World Health Organization (WHO) sebagai badan dunia yang menangani masalah Covid-19 ini menganjurkan agar Indonesia untuk memperketat himbauan untuk diam di rumah, dan menurunkan penyebaran penyakit dengan karantina wilayah dalam skala besar. Namun sebagian orang masih mengabaikan himbauan tersebut tanpa memedulikan resiko penularan virus Corona. Lalu mengapa orang tidak menganggap serius ancaman virus corona?

Langkah pertama yang harus dilakukan dalam menyusun kebijakan penanggulangan Covid-19 adalah memahami karakter Covid-19 tersebut. Penularan penyakit Corona menjadi pandemi, karena wabah yang berjangkit serentak di mana-mana, meliputi daerah geografi yang luas. Seluruh kontinen, kecuali Greenland, telah melaporkan kasus infeksi virus Corona. Saat ini ada 120 negara/kawasan dengan kasus virus korona. [1]

Pada awal periode infeksi, beberapa kasus melibatkan warga negara asing (WNA) seperti yang terjadi pada kasus-kasus di Indonesia.  Kemudian mulai ditemukan imported cases seperti pada kasus  yang baru saja terjadi yaitu warga Indonesia anak buah kapal (ABK) dari kapal pesiar Diamond Princess yang sebelumnya di karantina selama 14 hari di Jepang karena berpenumpang positif Covid-19. Saat itu juga mulai ditemukan banyak imported cases lainnya, dari warga Indonesia yang pulang dari bepergian ke luar negeri.[2]

Waktu awal pandemi, kasus Covid-19 muncul di luar negeri, sehingga membuat pandangan pemerintah, pandangan masyarakat lainnya, menganggap kejadiannya yang jauh, di China, di Eropa, dan lain-lain tidak akan mempengaruhi kehidupan di Indonesia.  Namun tidak dengan kenyataan yang terjadi hari ini, penularan sudah terjadi di tengah masyarakat dari anggota masyarakat itu sendiri.[3] Kondisi ini juga dialami oleh masyarakat Bengkulu yang pada saat kondisi hijau kita beranggapan bahwa upaya menghadang orang asing ke Bengkulu merupakan upaya yang efektif. Tetapi saat ini sudah berbeda kondisinya, kita sudah masuk zona merah dan penularannya dapat terjadi kepada semua warga, tanpa pandang bulu.

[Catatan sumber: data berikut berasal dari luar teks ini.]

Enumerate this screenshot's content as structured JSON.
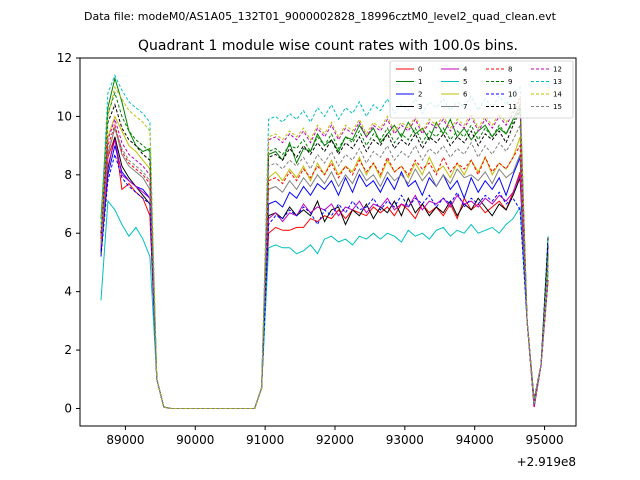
{
  "chart_data": {
    "type": "line",
    "suptitle": "Data file: modeM0/AS1A05_132T01_9000002828_18996cztM0_level2_quad_clean.evt",
    "title": "Quadrant 1 module wise count rates with 100.0s bins.",
    "xlabel": "",
    "ylabel": "",
    "offset_text": "+2.919e8",
    "xlim": [
      88350,
      95450
    ],
    "ylim": [
      -0.6,
      12.0
    ],
    "xticks": [
      89000,
      90000,
      91000,
      92000,
      93000,
      94000,
      95000
    ],
    "xtick_labels": [
      "89000",
      "90000",
      "91000",
      "92000",
      "93000",
      "94000",
      "95000"
    ],
    "yticks": [
      0,
      2,
      4,
      6,
      8,
      10,
      12
    ],
    "ytick_labels": [
      "0",
      "2",
      "4",
      "6",
      "8",
      "10",
      "12"
    ],
    "legend_position": "top-right",
    "grid": false,
    "x_start": 88650,
    "x_step": 100,
    "series": [
      {
        "name": "0",
        "color": "#ff0000",
        "dash": false,
        "pre": [
          5.6,
          8.6,
          9.3,
          7.5,
          7.7,
          7.4,
          7.2,
          6.6
        ],
        "post": [
          6.0,
          6.2,
          6.1,
          6.1,
          6.2,
          6.2,
          6.5,
          6.4,
          6.6,
          6.5,
          6.8,
          6.5,
          6.8,
          6.7,
          6.6,
          6.9,
          6.7,
          6.9,
          6.6,
          7.0,
          6.8,
          6.5,
          7.0,
          6.7,
          6.9,
          6.6,
          7.0,
          6.5,
          7.2,
          6.8,
          7.0,
          6.7,
          6.9,
          7.1,
          6.8,
          7.4,
          8.1
        ]
      },
      {
        "name": "1",
        "color": "#008000",
        "dash": false,
        "pre": [
          6.5,
          10.3,
          11.3,
          10.5,
          9.5,
          9.0,
          8.8,
          8.9
        ],
        "post": [
          8.7,
          8.8,
          8.5,
          9.1,
          8.4,
          8.9,
          8.8,
          9.4,
          9.0,
          9.2,
          8.8,
          9.3,
          9.2,
          9.7,
          9.3,
          9.6,
          9.1,
          9.4,
          9.7,
          9.3,
          9.8,
          9.4,
          9.6,
          9.2,
          9.8,
          9.4,
          9.9,
          9.3,
          9.6,
          9.2,
          9.5,
          9.7,
          9.3,
          9.6,
          9.4,
          9.9,
          10.4
        ]
      },
      {
        "name": "2",
        "color": "#0000ff",
        "dash": false,
        "pre": [
          5.4,
          8.0,
          9.0,
          8.1,
          7.8,
          7.6,
          7.5,
          7.2
        ],
        "post": [
          7.0,
          7.1,
          6.9,
          7.4,
          7.2,
          7.6,
          7.3,
          7.7,
          7.5,
          7.8,
          7.3,
          7.9,
          7.4,
          8.0,
          7.6,
          7.8,
          7.4,
          7.9,
          7.5,
          8.1,
          7.6,
          7.8,
          7.3,
          7.9,
          7.6,
          8.0,
          7.5,
          7.8,
          7.2,
          7.9,
          7.4,
          7.8,
          7.5,
          7.9,
          7.3,
          8.0,
          8.6
        ]
      },
      {
        "name": "3",
        "color": "#000000",
        "dash": false,
        "pre": [
          5.3,
          8.2,
          9.3,
          8.3,
          7.9,
          7.6,
          7.3,
          7.0
        ],
        "post": [
          6.6,
          6.7,
          6.5,
          6.9,
          6.6,
          6.8,
          6.6,
          7.1,
          6.4,
          6.8,
          6.9,
          6.3,
          6.8,
          6.6,
          7.0,
          6.5,
          6.9,
          6.7,
          7.1,
          6.6,
          7.2,
          6.7,
          7.0,
          6.6,
          6.9,
          6.7,
          7.1,
          6.6,
          7.0,
          6.8,
          7.2,
          6.9,
          6.6,
          7.0,
          6.8,
          7.3,
          7.9
        ]
      },
      {
        "name": "4",
        "color": "#bf00bf",
        "dash": false,
        "pre": [
          5.5,
          8.3,
          9.2,
          8.0,
          7.8,
          7.6,
          7.4,
          7.2
        ],
        "post": [
          6.5,
          6.7,
          6.4,
          6.7,
          6.6,
          7.0,
          6.7,
          6.9,
          6.8,
          7.0,
          6.6,
          6.9,
          6.8,
          7.1,
          6.7,
          7.0,
          6.9,
          7.2,
          6.8,
          7.0,
          6.9,
          7.3,
          6.8,
          7.1,
          7.0,
          7.2,
          6.9,
          7.3,
          7.0,
          7.1,
          6.9,
          7.2,
          7.0,
          7.3,
          7.1,
          7.4,
          8.0
        ]
      },
      {
        "name": "5",
        "color": "#00bfbf",
        "dash": false,
        "pre": [
          3.7,
          7.1,
          6.8,
          6.3,
          5.9,
          6.2,
          5.8,
          5.2
        ],
        "post": [
          5.5,
          5.6,
          5.5,
          5.5,
          5.3,
          5.4,
          5.6,
          5.3,
          5.8,
          5.9,
          5.7,
          5.8,
          5.6,
          5.9,
          5.8,
          6.0,
          5.8,
          6.0,
          5.9,
          5.7,
          6.1,
          5.9,
          6.0,
          5.8,
          6.1,
          6.2,
          5.9,
          6.1,
          6.0,
          6.3,
          6.0,
          6.1,
          6.2,
          6.0,
          6.3,
          6.5,
          6.9
        ]
      },
      {
        "name": "6",
        "color": "#bfbf00",
        "dash": false,
        "pre": [
          6.0,
          9.3,
          10.0,
          9.5,
          9.0,
          8.8,
          8.5,
          8.2
        ],
        "post": [
          7.9,
          8.1,
          7.8,
          8.2,
          7.9,
          8.3,
          7.8,
          8.4,
          8.0,
          8.5,
          8.0,
          8.3,
          8.1,
          8.6,
          8.0,
          8.4,
          7.9,
          8.5,
          8.1,
          8.3,
          7.9,
          8.4,
          8.0,
          8.6,
          8.1,
          8.3,
          7.9,
          8.4,
          8.0,
          8.5,
          8.1,
          8.6,
          8.0,
          8.4,
          8.2,
          8.6,
          9.3
        ]
      },
      {
        "name": "7",
        "color": "#808080",
        "dash": false,
        "pre": [
          5.6,
          8.7,
          9.6,
          8.7,
          8.3,
          8.1,
          7.9,
          7.5
        ],
        "post": [
          7.5,
          7.6,
          7.4,
          7.8,
          7.5,
          7.9,
          7.6,
          8.0,
          7.7,
          8.1,
          7.6,
          8.0,
          7.7,
          8.2,
          7.8,
          8.0,
          7.6,
          8.1,
          7.8,
          8.0,
          7.7,
          8.2,
          7.8,
          8.1,
          7.6,
          8.0,
          7.7,
          8.2,
          7.9,
          8.0,
          7.8,
          8.1,
          7.7,
          8.2,
          7.9,
          8.1,
          8.7
        ]
      },
      {
        "name": "8",
        "color": "#ff0000",
        "dash": true,
        "pre": [
          5.8,
          9.0,
          9.7,
          8.8,
          8.4,
          8.2,
          8.0,
          7.7
        ],
        "post": [
          7.8,
          7.9,
          7.7,
          8.1,
          7.8,
          8.2,
          7.9,
          8.3,
          8.0,
          8.4,
          7.9,
          8.3,
          8.0,
          8.5,
          8.1,
          8.4,
          8.0,
          8.6,
          8.1,
          8.3,
          8.0,
          8.5,
          8.2,
          8.4,
          8.0,
          8.6,
          8.1,
          8.4,
          8.2,
          8.5,
          8.0,
          8.6,
          8.1,
          8.4,
          8.2,
          8.6,
          9.0
        ]
      },
      {
        "name": "9",
        "color": "#008000",
        "dash": true,
        "pre": [
          6.3,
          10.1,
          10.8,
          10.0,
          9.5,
          9.2,
          9.0,
          8.8
        ],
        "post": [
          8.8,
          8.9,
          8.7,
          9.0,
          8.9,
          9.2,
          8.8,
          9.3,
          9.0,
          9.4,
          8.9,
          9.3,
          9.1,
          9.5,
          9.0,
          9.4,
          9.2,
          9.6,
          9.1,
          9.4,
          9.2,
          9.6,
          9.1,
          9.5,
          9.3,
          9.6,
          9.2,
          9.5,
          9.3,
          9.7,
          9.2,
          9.6,
          9.3,
          9.7,
          9.4,
          9.8,
          10.3
        ]
      },
      {
        "name": "10",
        "color": "#0000ff",
        "dash": true,
        "pre": [
          5.2,
          7.8,
          8.7,
          7.9,
          7.6,
          7.4,
          7.2,
          7.0
        ],
        "post": [
          6.3,
          6.6,
          6.5,
          6.8,
          6.6,
          6.9,
          6.7,
          6.3,
          6.8,
          6.6,
          7.0,
          6.7,
          7.1,
          6.8,
          6.9,
          7.2,
          6.8,
          7.1,
          6.9,
          7.3,
          6.9,
          7.2,
          7.0,
          7.3,
          6.9,
          7.2,
          7.0,
          7.4,
          6.9,
          7.2,
          7.0,
          7.3,
          7.1,
          7.4,
          7.0,
          7.2,
          6.8
        ]
      },
      {
        "name": "11",
        "color": "#000000",
        "dash": true,
        "pre": [
          6.0,
          9.8,
          10.4,
          9.6,
          9.2,
          9.0,
          8.7,
          8.5
        ],
        "post": [
          8.6,
          8.7,
          8.5,
          8.9,
          8.6,
          9.0,
          8.7,
          9.1,
          8.8,
          9.2,
          8.7,
          9.1,
          8.9,
          9.3,
          8.8,
          9.2,
          9.0,
          9.4,
          8.9,
          9.2,
          9.0,
          9.4,
          8.9,
          9.3,
          9.1,
          9.4,
          9.0,
          9.3,
          9.1,
          9.5,
          9.0,
          9.4,
          9.2,
          9.5,
          9.1,
          9.7,
          10.2
        ]
      },
      {
        "name": "12",
        "color": "#bf00bf",
        "dash": true,
        "pre": [
          5.9,
          9.2,
          9.9,
          9.1,
          8.7,
          8.5,
          8.3,
          8.0
        ],
        "post": [
          9.2,
          9.3,
          9.1,
          9.4,
          9.2,
          9.5,
          9.1,
          9.6,
          9.3,
          9.7,
          9.2,
          9.6,
          9.4,
          9.8,
          9.3,
          9.7,
          9.5,
          9.9,
          9.4,
          9.7,
          9.5,
          9.9,
          9.4,
          9.8,
          9.6,
          9.9,
          9.5,
          9.8,
          9.6,
          10.0,
          9.5,
          9.9,
          9.6,
          10.0,
          9.7,
          10.1,
          10.6
        ]
      },
      {
        "name": "13",
        "color": "#00bfbf",
        "dash": true,
        "pre": [
          6.3,
          10.8,
          11.4,
          10.9,
          10.5,
          10.3,
          10.1,
          9.8
        ],
        "post": [
          9.9,
          10.0,
          9.8,
          10.1,
          9.9,
          10.2,
          9.8,
          10.3,
          10.0,
          10.4,
          9.9,
          10.3,
          10.1,
          10.5,
          10.0,
          10.4,
          10.2,
          10.6,
          10.1,
          10.4,
          10.2,
          10.6,
          10.1,
          10.5,
          10.3,
          10.6,
          10.2,
          10.5,
          10.3,
          10.7,
          10.2,
          10.6,
          10.3,
          10.7,
          10.4,
          10.8,
          11.0
        ]
      },
      {
        "name": "14",
        "color": "#bfbf00",
        "dash": true,
        "pre": [
          6.2,
          10.0,
          11.0,
          10.6,
          10.2,
          10.0,
          9.8,
          9.5
        ],
        "post": [
          9.3,
          9.4,
          9.2,
          9.5,
          9.3,
          9.6,
          9.2,
          9.7,
          9.4,
          9.8,
          9.3,
          9.7,
          9.5,
          9.9,
          9.4,
          9.8,
          9.6,
          10.0,
          9.5,
          9.8,
          9.6,
          10.0,
          9.5,
          9.9,
          9.7,
          10.0,
          9.6,
          9.9,
          9.7,
          10.1,
          9.6,
          10.0,
          9.7,
          10.1,
          9.8,
          10.2,
          10.7
        ]
      },
      {
        "name": "15",
        "color": "#808080",
        "dash": true,
        "pre": [
          5.7,
          8.8,
          9.6,
          8.9,
          8.5,
          8.3,
          8.1,
          7.8
        ],
        "post": [
          8.3,
          8.4,
          8.2,
          8.5,
          8.3,
          8.6,
          8.2,
          8.7,
          8.4,
          8.8,
          8.3,
          8.7,
          8.5,
          8.9,
          8.4,
          8.8,
          8.6,
          9.0,
          8.5,
          8.8,
          8.6,
          9.0,
          8.5,
          8.9,
          8.7,
          9.0,
          8.6,
          8.9,
          8.7,
          9.1,
          8.6,
          9.0,
          8.7,
          9.1,
          8.8,
          9.2,
          9.7
        ]
      }
    ]
  }
}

Berkaca pada data jumlah pasien yang terpapar Corona Virus atau Covid-19, yang pertumbuhannya cukup mengkhawatirkan, menempatkan Indonesia sebagai negara dengan Case Fatality Rate dalam urutan tertinggi dunia. Menyikapi hal tersebut, pemerintah menempuh langkah-langkah strategis guna melindungi warga negaranya. Pemerintah Indonesia sendiri telah menetapkan wabah Corona Virus atau Covid 19 sebagai Bencana Nasional sejak tanggal 14 Maret 2020, yang diumumkan oleh Presiden melalui Kepala Badan Nasional Penanggulangan Bencana berdasarkan Undang-Undang Nomor 24 Tahun 2007. Tidak hanya itu, Presiden juga membentuk Gugus Tugas Percepatan Penanganan Covid-19. Gugus tugas itu dalam rangka mengkoordinasikan kemampuan pemerintah pusat dan daerah untuk memastikan upaya pencegahan munculnya sebaran baru berjalan.

Belajar dari pengalaman pemerintah pusat dan daerah lainnya, maka provinsi bengkulu atau kabupaten dan kota bengkulu perlu secara sigap melakukan kebijakan penanggulangan pademi Covid 19 ini. Tindakan ini harus cepat dan lugas sehingga jumlah orang yang terpapar tidak bertambah.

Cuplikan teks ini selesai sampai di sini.